Media reports here and here indicate that musician JB Maina has accepted Safaricom’s out-of-court settlement offer of KES 15.5 Million in the case of John Boniface Maina v Safaricom Limited  eKLR. To recap briefly, the JB Maina case has been in court since 2010 when Safaricom was accused of copyright infringement in respect of musical works of JB Maina alleged to have been uploaded on Safaricom’s portals.
Prior to the reported settlement, the court had already granted JB Maina a temporary injunction restraining Safaricom from dealing in JB Maina’s works, in addition to awarding JB Maina the costs of the motion to be paid by Safaricom. Thereafter the court allowed JB Maina’s application for Anton Piller orders against Safaricom. These orders allowed JB Maina to enter Safaricom’s premises, inspect its machines, take records, make copies of records for purposes of gathering and preserving evidence necessary to prove his claim of copyright infringement. The final straw in the JB Maina case was an application filed by JB Maina for Safaricom Chief Executive Officer to be held in contempt of the anton piller orders issued by the court and committed to civil jail. This move prompted Safaricom to seek the leave of the court to allow for an out-of-court settlement of the suit with JB Maina.
With above information in mind, it comes as no surprise that Safaricom would be keen to pursue and conclude an out-of-court settlement in this matter with JB Maina. However this blogger argues that this settlement has left several critical issues unanswered:
1. The Separation of Infrastructure Provision from Content Provision
In this regard, Safaricom’s position has always been that it is an infrastructure provider that enables rights owners and their licensees to avail their music to end users. In the present case, the licensees are Content Service Providers (CSPs) who are duly licensed by the relevant collective management organisations (CMOs) to avail music. In this regard, Safaricom maintains that where licensed CSPs provide music using Safaricom’s infrastructure, it is enough that the CSPs produce to Safaricom all the required copyright licenses issued to it by the CMOs. It is on this basis that Safaricom enters into Content Provision Agreements (CPAs) with CSPs whereby the latter undertake to obtain all necessary licenses, rights of use, assignment and approvals from any relevant authorities and copyright owners for the provision of the Content and ensure that such licenses and approvals are updated and valid throughout the term of the CPAs. Critically, the CPAs state that CSPs undertake to defend and/or settle all intellectual property (IP) infringement claims brought against Safaricom and keep the latter fully indemnified.
In light of the above, Safaricom argue that as an infrastructure provider, it need not be licensed by CMOs or rights owners since the CSPs availing the music to end users are already licensed by CMOs and/or rights owners.

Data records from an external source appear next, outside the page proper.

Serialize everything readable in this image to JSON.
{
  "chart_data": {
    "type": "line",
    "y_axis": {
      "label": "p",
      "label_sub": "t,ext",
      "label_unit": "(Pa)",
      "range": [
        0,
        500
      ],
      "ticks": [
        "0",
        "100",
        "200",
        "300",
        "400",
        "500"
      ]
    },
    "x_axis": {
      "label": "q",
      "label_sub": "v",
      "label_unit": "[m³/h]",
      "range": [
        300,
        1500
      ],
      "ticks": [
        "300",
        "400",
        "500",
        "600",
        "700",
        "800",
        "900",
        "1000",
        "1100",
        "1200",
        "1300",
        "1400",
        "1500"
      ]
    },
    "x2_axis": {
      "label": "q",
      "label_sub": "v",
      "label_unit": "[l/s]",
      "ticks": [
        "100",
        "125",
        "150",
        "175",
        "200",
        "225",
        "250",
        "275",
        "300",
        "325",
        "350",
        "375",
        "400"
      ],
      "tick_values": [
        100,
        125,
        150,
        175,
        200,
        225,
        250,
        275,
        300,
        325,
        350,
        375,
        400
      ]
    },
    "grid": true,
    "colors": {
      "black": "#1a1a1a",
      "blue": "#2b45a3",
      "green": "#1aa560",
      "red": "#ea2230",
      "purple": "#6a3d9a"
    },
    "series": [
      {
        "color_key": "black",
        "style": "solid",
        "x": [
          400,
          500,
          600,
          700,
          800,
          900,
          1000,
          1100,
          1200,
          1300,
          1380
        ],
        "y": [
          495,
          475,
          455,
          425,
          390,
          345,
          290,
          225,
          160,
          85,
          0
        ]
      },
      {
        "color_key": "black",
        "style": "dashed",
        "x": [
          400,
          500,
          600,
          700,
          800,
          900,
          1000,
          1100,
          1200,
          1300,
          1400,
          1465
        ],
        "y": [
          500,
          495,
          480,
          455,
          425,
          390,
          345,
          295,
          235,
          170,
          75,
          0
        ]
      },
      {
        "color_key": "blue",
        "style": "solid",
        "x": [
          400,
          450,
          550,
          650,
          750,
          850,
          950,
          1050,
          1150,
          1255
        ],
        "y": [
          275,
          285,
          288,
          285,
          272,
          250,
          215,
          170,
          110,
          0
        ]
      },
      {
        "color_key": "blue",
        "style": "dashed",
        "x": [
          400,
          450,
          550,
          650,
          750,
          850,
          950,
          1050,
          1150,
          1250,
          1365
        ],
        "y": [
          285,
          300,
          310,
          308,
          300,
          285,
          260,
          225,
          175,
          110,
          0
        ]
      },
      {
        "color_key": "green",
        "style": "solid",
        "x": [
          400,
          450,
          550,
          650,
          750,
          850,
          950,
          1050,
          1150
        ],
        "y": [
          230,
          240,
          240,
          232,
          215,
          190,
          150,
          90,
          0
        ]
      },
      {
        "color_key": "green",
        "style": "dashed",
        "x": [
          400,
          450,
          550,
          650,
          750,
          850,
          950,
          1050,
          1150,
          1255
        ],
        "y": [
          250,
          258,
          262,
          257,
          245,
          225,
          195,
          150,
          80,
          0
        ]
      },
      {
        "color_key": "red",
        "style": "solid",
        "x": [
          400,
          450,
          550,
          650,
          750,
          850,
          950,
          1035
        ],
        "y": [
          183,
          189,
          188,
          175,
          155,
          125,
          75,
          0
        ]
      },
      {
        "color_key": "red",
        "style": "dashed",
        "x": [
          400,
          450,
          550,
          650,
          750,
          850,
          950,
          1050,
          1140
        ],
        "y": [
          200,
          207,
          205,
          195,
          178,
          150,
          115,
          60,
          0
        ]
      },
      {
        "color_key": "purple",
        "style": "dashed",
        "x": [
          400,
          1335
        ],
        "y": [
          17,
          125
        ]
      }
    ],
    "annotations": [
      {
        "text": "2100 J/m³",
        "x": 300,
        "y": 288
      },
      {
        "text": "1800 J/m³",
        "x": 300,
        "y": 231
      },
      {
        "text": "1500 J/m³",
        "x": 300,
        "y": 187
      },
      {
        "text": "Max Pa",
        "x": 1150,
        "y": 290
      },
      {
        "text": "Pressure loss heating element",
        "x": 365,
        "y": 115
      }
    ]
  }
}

However, this blogger contends that the above argument is problematic for two main reasons, namely it betrays the widely accepted understanding of “communication to the public” and “infringement” under domestic and international copyright laws. In this regard, it is submitted that both functions of infrastructure provision and content provisions entail an exploitation of the right of communication to public and/or making available as defined under Article 8 of the WIPO Copyright Treaty and Section 2 of the Kenya Copyright Act. With regard to the issue of infringement, section 35 clearly contemplates two levels of infringement namely primary and secondary or direct and indirect. It is submitted that Safaricom may be liable for secondary or indirect copyright infringement as an infrastructure provider since it causes to be done or furthers the doing of an act which is controlled by the rights owners.
2. The Role of Content Service Providers
Safaricom advances two main reasons why it is averse to dealing directly with rights owners like JB Maina. Firstly, it argues that under the Kenya Information and Communication Act (KICA) read together with the Unified Licensing Framework gazetted in 2008, only CSPs who hold a current license from the Communications Authority of Kenya (CAK) are mandated to provide music to end users. Therefore Safaricom would only deal with CSPs and/or rights owners once they are duly licensed by CAK. Secondly, Safaricom appears to suggest the current arrangement of CSPs as middle-men is consistent with the provisions of the Kenya Competition Act i.e. preventing the monopolisation of content provision by a handful of CMOs or rights owners.
This blogger argues that this arrangement do not always work to the advantage of CMOs and rights owners since the CSPs are at liberty to under-state royalty payments received from Safaricom. Therefore, rights owners like JB Maina and CMOs like MCSK, KAMP and PRiSK must insist on dealing directly with Safaricom or at least having tripartite agreements where the copyright owners can be on the same level as the CSPs.
It is clear that JB Maina’s case raised important issues regarding rights owners that are not members of any of the music CMOs. However there are two other likely scenarios that would require Safaricom to deal directly with a rights owner. Firstly, where the rights owner is a member of a CMO but has selectively limited its assignments to the latter and/or the works to be administered by the latter. Secondly, where the rights owner has assigned all rights exclusively to both the CMOs and the CSPs (A frequent occurence!).